Numerical Simulations of Nanoparticle Fluidization under Pulsation Assistance Using PBM with a Mechanistically Grounded Gas Shear Breakage Kernel: Model Validation and Mechanistic Insights

Gas pulsation significantly improves nanoparticle fluidization quality and facilitates industrial scale-up. However, accurate prediction of pulse-assisted fluidization and understanding of how intermittent gas flow regulates agglomerate breakage-agglomeration dynamic equilibrium remain challenging. Here, a gas shear breakage kernel based on an outer-layer stripping mechanism is proposed and incorporated into the population balance model (PBM). To account for agglomerate size evolution in interagglomerate interactions and energy dissipation, agglomerate-phase constitutive equations are modified within the kinetic theory of cohesive particle flow (KTCPF). A CFD-KTCPF-PBM coupling method is then developed to simulate pulse-assisted nanoparticle fluidization.

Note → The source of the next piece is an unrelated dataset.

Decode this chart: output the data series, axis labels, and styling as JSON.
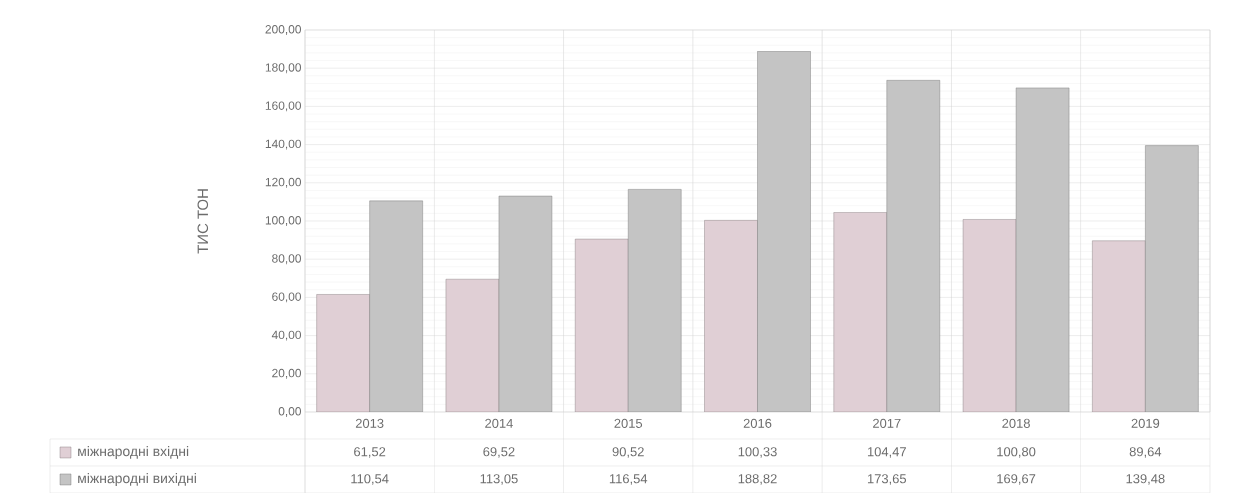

Model validation against experimental data shows markedly improved prediction accuracy, with the mean absolute percentage error and root-mean-square error reduced to 5.00% and 0.16, representing reductions of 17.1-fold and 20.8-fold relative to the conventional method. Simulations reproduce typical behaviors in the agglomerate particulate fluidization regime. The pulsation-induced improvement in fluidization quality can be interpreted as an equivalent effect of increased gas velocity. By inducing periodic global circulation and dispersed local circulations, gas pulsation suppresses bottom accumulation and promotes bed expansion and gas–solid mixing. This regulation essentially reshapes bed dynamics, transitioning the fluidization from low-efficiency, ordered, and stratified to high-efficiency, chaotic, and intensely mixed regimes. This study provides a validated high-accuracy predictive tool and theoretical basis for nanoparticle pulsed fluidization and its industrial scale-up.